Deriving a global, whole-map measure is often not the thing of most interest to analysts. Rather, it may be more important to know which local features in the data are contributing most strongly to the overall pattern.
In the context of spatial autocorrelation, the localized phenomena of interest are those areas on the map that contribute particularly strongly to the overall trend (which is usually positive autocorrelation). Methods that enable an analyst to identify localized map regions where data values are strongly positively or negatively associated with one another are collectively known as Local Indicators of Spatial Association (or LISA).

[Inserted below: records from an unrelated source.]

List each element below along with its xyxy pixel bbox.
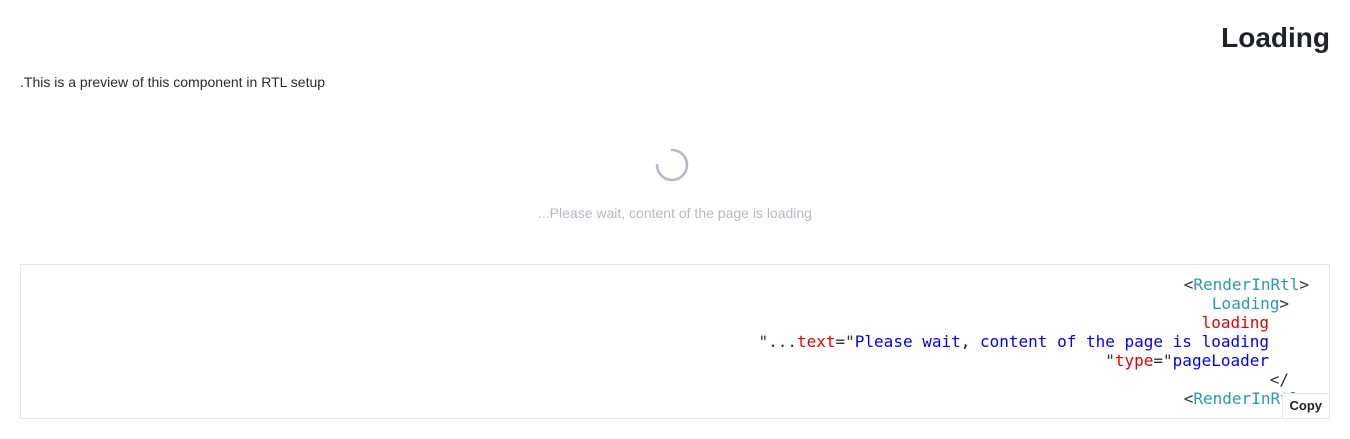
spinner-icon (655, 148, 689, 182)
code-line: </ (1270, 370, 1289, 389)
code-punct: > (1299, 275, 1309, 294)
code-line: "type="pageLoader (1105, 351, 1269, 370)
code-attr: loading (1201, 313, 1269, 332)
code-attr: text (796, 332, 836, 351)
code-tag: RenderInRtl (1193, 275, 1300, 294)
code-punct: " (1105, 351, 1115, 370)
code-string: pageLoader (1172, 351, 1269, 370)
code-string: Please wait, content of the page is load… (854, 332, 1269, 351)
loading-preview: ...Please wait, content of the page is l… (0, 145, 1350, 230)
code-punct: < (1183, 389, 1194, 408)
code-punct: =" (1153, 351, 1173, 370)
code-punct: > (1279, 294, 1289, 313)
code-line: "...text="Please wait, content of the pa… (758, 332, 1269, 351)
code-line: Loading> (1212, 294, 1289, 313)
code-block: <RenderInRtl> Loading> loading "...text=… (20, 264, 1330, 419)
code-punct: =" (835, 332, 855, 351)
code-punct: "... (758, 332, 797, 351)
code-punct: < (1183, 275, 1194, 294)
code-line: loading (1202, 313, 1269, 332)
copy-button[interactable]: Copy (1281, 393, 1329, 418)
page-title: Loading (1221, 22, 1330, 53)
code-punct: </ (1269, 370, 1289, 389)
page-description: .This is a preview of this component in … (20, 74, 326, 90)
code-line: <RenderInRtl> (1184, 275, 1309, 294)
code-tag: Loading (1211, 294, 1280, 313)
loading-text: ...Please wait, content of the page is l… (538, 205, 812, 221)
code-attr: type (1114, 351, 1154, 370)
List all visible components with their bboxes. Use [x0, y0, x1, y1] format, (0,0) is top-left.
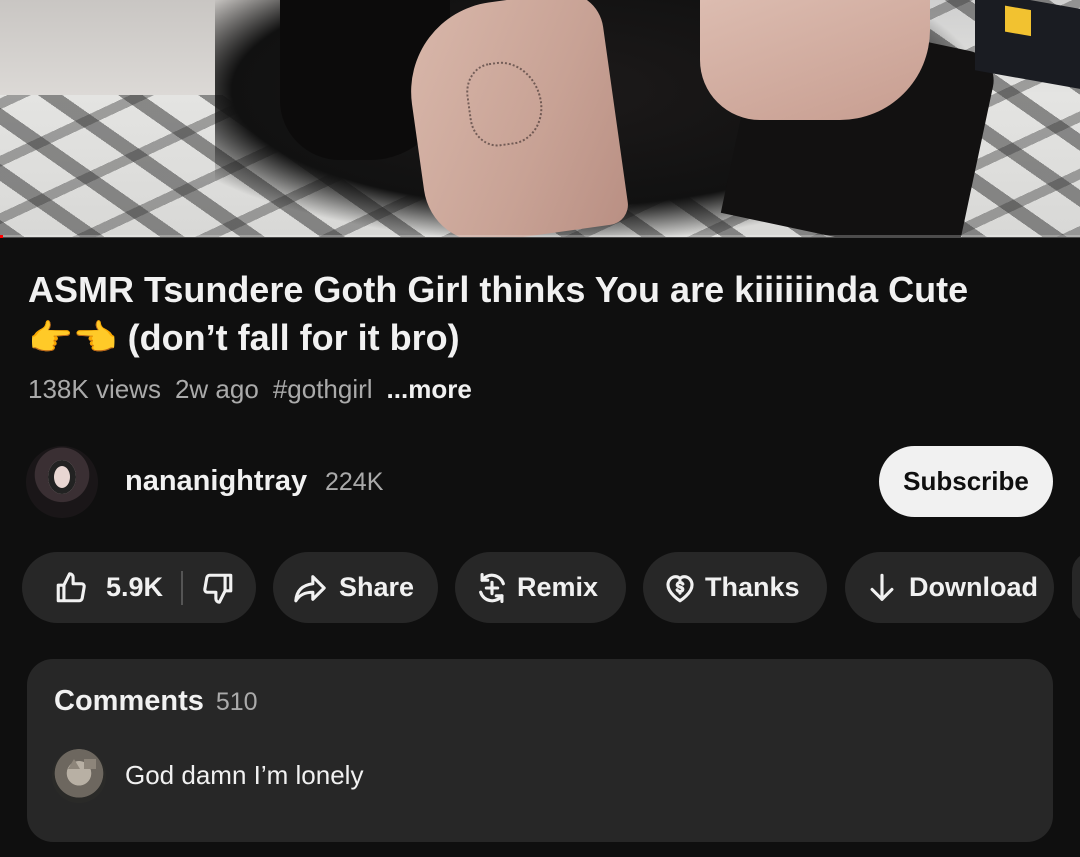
top-comment-text: God damn I’m lonely	[125, 760, 364, 790]
like-count[interactable]: 5.9K	[106, 572, 163, 603]
like-dislike-pill: 5.9K	[22, 552, 256, 623]
channel-subscriber-count: 224K	[325, 468, 384, 496]
comments-header: Comments 510	[54, 685, 258, 718]
thumbs-up-icon[interactable]	[54, 571, 88, 605]
watch-page: ASMR Tsundere Goth Girl thinks You are k…	[0, 0, 1080, 857]
hashtag-link[interactable]: #gothgirl	[273, 374, 373, 405]
video-title-line2: (don’t fall for it bro)	[127, 317, 460, 358]
download-label: Download	[909, 572, 1038, 602]
share-button[interactable]: Share	[273, 552, 438, 623]
video-progress-bar[interactable]	[0, 235, 1080, 238]
description-more-link[interactable]: ...more	[387, 374, 472, 405]
comments-count: 510	[215, 688, 258, 716]
upload-age: 2w ago	[174, 374, 259, 404]
thanks-label: Thanks	[705, 572, 800, 602]
remix-icon	[479, 572, 505, 603]
share-label: Share	[339, 572, 415, 602]
video-title-emoji: 👉👈	[28, 317, 118, 358]
remix-button[interactable]: Remix	[455, 552, 626, 623]
thumbs-down-icon[interactable]	[201, 571, 235, 605]
video-meta[interactable]: 138K views 2w ago #gothgirl ...more	[28, 374, 472, 405]
share-arrow-icon	[294, 574, 326, 602]
like-divider	[181, 570, 184, 605]
download-arrow-icon	[870, 573, 894, 601]
view-count: 138K views	[28, 374, 161, 404]
channel-name[interactable]: nananightray	[125, 465, 307, 498]
download-button[interactable]: Download	[845, 552, 1054, 623]
comments-panel[interactable]: Comments 510 God damn I’m lonely	[27, 659, 1053, 842]
subscribe-button[interactable]: Subscribe	[879, 446, 1053, 517]
remix-label: Remix	[517, 572, 599, 602]
video-title[interactable]: ASMR Tsundere Goth Girl thinks You are k…	[28, 266, 1058, 362]
video-frame-arm	[399, 0, 631, 237]
comments-label: Comments	[54, 685, 204, 717]
video-progress-fill	[0, 235, 4, 238]
channel-avatar[interactable]	[26, 446, 98, 518]
thanks-button[interactable]: Thanks	[643, 552, 827, 623]
heart-dollar-icon	[666, 574, 694, 602]
video-player[interactable]	[0, 0, 1080, 237]
commenter-avatar	[52, 749, 106, 803]
more-actions-button[interactable]	[1072, 552, 1080, 623]
video-title-line1: ASMR Tsundere Goth Girl thinks You are k…	[28, 269, 969, 310]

Again, GeoDa has a built-in capability to calculate LISA statistics and provide useful interactive displays of the results.
The menu option in GeoDa is Space - Univariate Local Moran's I. The easiest way to learn how LISA works is to run it through the user interface shown in Figure 4.3.
Note that the map view here (top left) was present before LISA was run. Depending on which version of the software you are using, the windows may be separate or part of a larger interface.
The meaning of each of these displays is considered in the next sections.
This display is exactly the same as the one produced previously using global Moran's I. By linking and brushing between this and other displays, you may be able to develop an understanding of what they are showing you.
The LISA cluster map looks like the pattern shown in Figure 4.4.
Interpretation of this map is straightforward. Red highlighted regions have high values of the variable and have neighbors that also have high values (high-high). As indicated in the legend, blue area are low-low in the same scheme, while pale blue regions are low-high and pink areas are high-low. The strongly colored regions are therefore those that contribute significantly to a positive global spatial autocorrelation outcome, while paler colors contribute significantly to a negative spatial autocorrelation outcome.
By right-clicking in this view, you can alter which cases are displayed, opting to see only those that are most significant. The relevant menu option is the Significance Filter. The meaning of this will become clearer when we consider the LISA Significance Map.
The LISA Significance Map is shown in Figure 4.5.
This display shows the statistical significance level at which each region can be regarded as making a meaningful contribution to the global spatial autocorrelation outcome.
This is determined using a rather complex Monte Carlo randomization procedure:
The combination of the cluster map and the significance map allows you to see which locations are contributing most strongly to the global outcome and in which direction.
By adjusting the Significance Filter in the cluster map, you can see only those areas of highest significance. By selecting the Randomization right-click menu option and choosing a larger number of permutations, you can test just how strongly significant are the high-high and low-low outcomes seen in the cluster map.
I know that this is all rather complicated. Feel free to post questions to this week's discussion forum if you are not following things. Your colleagues may have a better idea of what is going on than you do! Failing that, I will respond, as usual, to messages posted to the boards to help clear up any confusion.
For a single variable on a single map (using the same variable and a different map (shapefile) from the last one), describe the results of a univariate LISA analysis. Include the cluster map and Moran scatterplot in your write-up along with commentary and your interpretation of the results.